Over the past decade I have argued with many of my colleagues about the need to look at and evaluate the brain in psychiatry. Psychiatrists are the only medical specialists who rarely look at the organ they treat. In my opinion, the lack of brain imaging has kept psychiatry behind medicine's other specialties, decreasing our effectiveness with patients and helping to maintain stigma and noncompliance with needed treatment. Odds are if you are having serious problems with your feelings (depression or anxiety), thoughts (schizophrenia or bipolar disorder), or behavior (violence, pedophilia, or substance abuse), the psychiatrist treating you will never order a brain scan. He will prescribe psychotherapy or powerful medications without ever looking at how your specific brain works. He will not know which areas of your brain work well, which work too hard, or which do not work hard enough. Can you imagine the outcry if other medical specialists acted without looking? If orthopedists set broken bones without X rays? If cardiologists diagnosed coronary-artery blockages without angiograms or fast CAT scans? If internists diagnosed pneumonia without ordering chest X rays or sputum cultures? Or surgeons performed mastectomies without looking at breast tumors under the microscope to see if they were cancerous or not? Yet, the state of the art in psychiatry is not to look at the organ it treats.

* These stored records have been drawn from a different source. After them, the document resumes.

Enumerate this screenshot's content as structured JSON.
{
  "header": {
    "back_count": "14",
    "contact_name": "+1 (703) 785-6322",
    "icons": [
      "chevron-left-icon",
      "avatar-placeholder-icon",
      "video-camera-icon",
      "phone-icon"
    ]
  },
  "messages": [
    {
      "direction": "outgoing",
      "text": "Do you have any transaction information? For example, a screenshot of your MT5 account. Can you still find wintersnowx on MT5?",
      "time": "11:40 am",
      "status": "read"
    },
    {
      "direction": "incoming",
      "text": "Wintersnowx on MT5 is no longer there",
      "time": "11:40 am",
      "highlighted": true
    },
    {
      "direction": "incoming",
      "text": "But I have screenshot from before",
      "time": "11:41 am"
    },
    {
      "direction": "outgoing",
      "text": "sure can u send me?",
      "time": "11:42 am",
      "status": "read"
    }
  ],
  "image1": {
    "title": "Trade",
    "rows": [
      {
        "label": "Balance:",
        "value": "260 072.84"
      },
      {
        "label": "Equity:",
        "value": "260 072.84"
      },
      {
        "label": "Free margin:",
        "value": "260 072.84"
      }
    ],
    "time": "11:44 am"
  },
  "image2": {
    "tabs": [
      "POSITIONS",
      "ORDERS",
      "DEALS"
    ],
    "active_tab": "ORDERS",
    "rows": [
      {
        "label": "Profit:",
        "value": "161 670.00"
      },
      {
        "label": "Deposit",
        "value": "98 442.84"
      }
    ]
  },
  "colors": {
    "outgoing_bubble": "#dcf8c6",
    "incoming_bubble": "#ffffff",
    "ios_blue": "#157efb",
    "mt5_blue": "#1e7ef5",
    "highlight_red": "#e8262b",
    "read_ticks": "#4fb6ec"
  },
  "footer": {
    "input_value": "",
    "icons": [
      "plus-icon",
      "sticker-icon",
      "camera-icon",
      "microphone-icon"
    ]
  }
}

Psychiatrists diagnose and treat patients based on symptom clusters, not underling brain dysfunction. Imagine taking your car to the mechanic because it is smoking, using too much gasoline, or stalling in the middle of intersections. The mechanic listens to the symptoms and decides to change the car's fuel pump, without ever looking under the hood. How would you feel? Probably like going somewhere else. It's silly. We must look at the brain if we are to really understand the problems we face.

 

Re: You would think by now

Posted by Denise1904 on January 25, 2022, at 16:07:22

In reply to Re: You would think by now, posted by Hugh on January 20, 2022, at 13:18:03

Hi Hugh,

Thanks for sending me this, it echos my thoughts completely.

Years ago, in the early 90s when I first took an antidepressant, I asked the Doctor what they were doing because the effect they had on me was miraculous. He simple shrugged his shoulders and said I had a serotonin inbalance and they were just rebalancing it. I asked him why I had the inbalance in the first place and he said that he didn't know but if they worked just carry on taking them. So I did. I bought the story and just assumed that everyone with depression had a serotonin inbalance that was taken care of with antidepressants.

Years later, after being off them for three years, feeling well and thinking that depression was just something I suffered in my youth because of lac of direction, the ffffing depression comes back out of the blue, much worse, I take them again and have horrendous symptoms. This time another Doctor said "oh well, you must have a personality disorder"! Or sometimes, it's well it must be related to some kind of unresolved emotional trauma! FFFs sake. It's like trying to find a needle in a haystack.

People often liken depression and taking antidepressants to a diabetic needing insulin. It's nothing like it. We have no proof of what is wrong. Like the description by Dr Amen, we are effectively it's like putting more oil into a car to compensate for a malfunctioning engine. The problem is when drugs stop working, they don't know why because they don't know what they were doing in the first place!

Denise

 

Re: You would think by now

Posted by Hugh on January 30, 2022, at 15:52:20

In reply to Re: You would think by now, posted by Denise1904 on January 25, 2022, at 16:07:22

Hi Denise,

In many ways, psychiatry is still in the Dark Ages.

I've had my brain looked at with EEG, thanks to doing neurofeedback. This is the treatment I've benefited from the most -- especially my anxiety.

 

Re: You would think by now » Hugh

Posted by jay2112 on February 10, 2022, at 22:24:34

In reply to Re: You would think by now, posted by Hugh on January 20, 2022, at 13:18:03

That is an awesome quote by a great man. I saw Daniel give a TED talk, and it was brilliant!